3. Are there any indicators mentioned or implied in the article that can be used to measure progress towards the identified targets?

  1. Indicators of Economic Loss and Growth

    • The article provides several quantitative metrics that can serve as indicators. These include: the percentage change in pension fund returns (e.g., “33 per cent off pension fund returns”), the percentage deviation of GDP from expectations (e.g., “global GDP over 10 per cent below current expectations”), and the performance of equity markets in different regions (e.g., underperforming by “between 41 per cent and 54 per cent”). These directly measure the economic impact of climate change.
  2. Indicators of Investment and Asset Allocation

    • The article implies the need for indicators related to investment flows.
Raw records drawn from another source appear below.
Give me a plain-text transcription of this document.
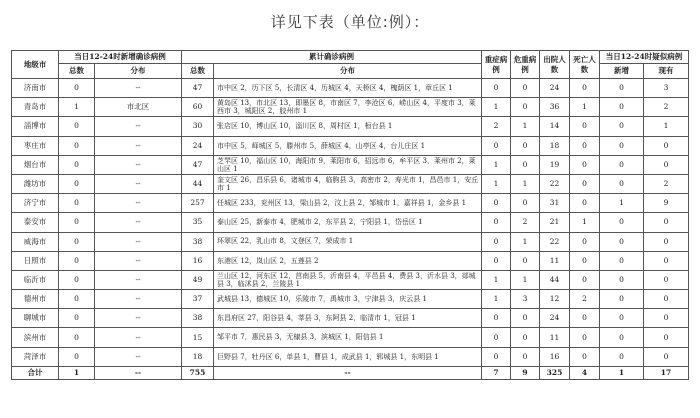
详见下表（单位:例）：
地级市	当日12-24时新增确诊病例		累计确诊病例		重症病例	危重病例	出院人数	死亡人数	当日12-24时疑似病例	
	总数	分布	总数	分布					新增	现有
济南市	0	--	47	市中区 2，历下区 5，长清区 4，历城区 4，天桥区 4，槐荫区 1，章丘区 1	0	0	24	0	0	3
青岛市	1	市北区	60	黄岛区 13，市北区 13，即墨区 8，市南区 7，李沧区 6，崂山区 4，平度市 3，莱西市 3，城阳区 2，胶州市 1	1	0	36	1	0	2
淄博市	0	--	30	张店区 10，博山区 10，淄川区 8，周村区 1，桓台县 1	2	1	14	0	0	1
枣庄市	0	--	24	市中区 5，峄城区 5，滕州市 5，薛城区 4，山亭区 4，台儿庄区 1	0	0	18	0	0	0
烟台市	0	--	47	芝罘区 10，福山区 10，海阳市 9，莱阳市 6，招远市 6，牟平区 3，莱州市 2，莱山区 1	1	0	19	0	0	0
潍坊市	0	--	44	奎文区 26，昌乐县 6，诸城市 4，临朐县 3，高密市 2，寿光市 1，昌邑市 1，安丘市 1	1	1	22	0	0	2
济宁市	0	--	257	任城区 233，兖州区 13，梁山县 2，汶上县 2，邹城市 1，嘉祥县 1，金乡县 1	0	0	31	0	1	9
泰安市	0	--	35	泰山区 25，新泰市 4，肥城市 2，东平县 2，宁阳县 1，岱岳区 1	0	2	21	1	0	0
威海市	0	--	38	环翠区 22，乳山市 8，文登区 7，荣成市 1	0	1	22	0	0	0
日照市	0	--	16	东港区 12，岚山区 2，五莲县 2	0	0	11	0	0	0
临沂市	0	--	49	兰山区 12，河东区 12，莒南县 5，沂南县 4，平邑县 4，费县 3，沂水县 3，郯城县 3，临沭县 2，兰陵县 1	1	1	44	0	0	0
德州市	0	--	37	武城县 13，德城区 10，乐陵市 7，禹城市 3，宁津县 3，庆云县 1	1	3	12	2	0	0
聊城市	0	--	38	东昌府区 27，阳谷县 4，莘县 3，东阿县 2，临清市 1，冠县 1	0	0	24	0	0	0
滨州市	0	--	15	邹平市 7，惠民县 3，无棣县 3，滨城区 1，阳信县 1	0	0	11	0	0	0
菏泽市	0	--	18	巨野县 7，牡丹区 6，单县 1，曹县 1，成武县 1，郓城县 1，东明县 1	0	0	16	0	0	0
合计	1	--	755	--	7	9	325	4	1	17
The call for pension funds to “rethink strategic asset allocation to incorporate geographic variation” and avoid “stranded assets” suggests that tracking the amount of capital reallocated from high-carbon to low-carbon assets would be a key indicator of progress in the transition.
  3. Indicators of Inflation

    • The article mentions that when “inflationary pressures are factored in, the outlook becomes even more concerning.” This implies that inflation rates, particularly in relation to different climate scenarios, can be used as an indicator to measure the financial stability and real-term economic impact of climate inaction.

4. Table of SDGs, Targets, and Indicators

SDGs Targets Indicators
SDG 13: Climate Action 13.2: Integrate climate change measures into national policies, strategies and planning. – Percentage change in pension fund returns under different climate scenarios.
– Level of investment in low-carbon vs. high-carbon assets.
SDG 8: Decent Work and Economic Growth 8.1: Sustain per capita economic growth. – Projected deviation of global GDP from baseline expectations (e.g., “10 per cent below current expectations”).
– GDP growth rates in developed economies (e.g., risk of “stalling completely”).
SDG 1: No Poverty 1.3: Implement nationally appropriate social protection systems. – Impact on nominal and real pension fund portfolio returns (e.g., “wipe 33 per cent off”).
SDG 11: Sustainable Cities and Communities 11.b: Increase adoption of integrated policies for climate change mitigation, adaptation, and disaster risk reduction. – Projected underperformance of regional equity markets due to physical risk exposure (e.g., “41 per cent and 54 per cent” in high-risk regions).
SDG 17: Partnerships for the Goals 17.17: Encourage and promote effective public-private partnerships. – Level of collective action and influence by institutional investors in supporting the low-carbon transition.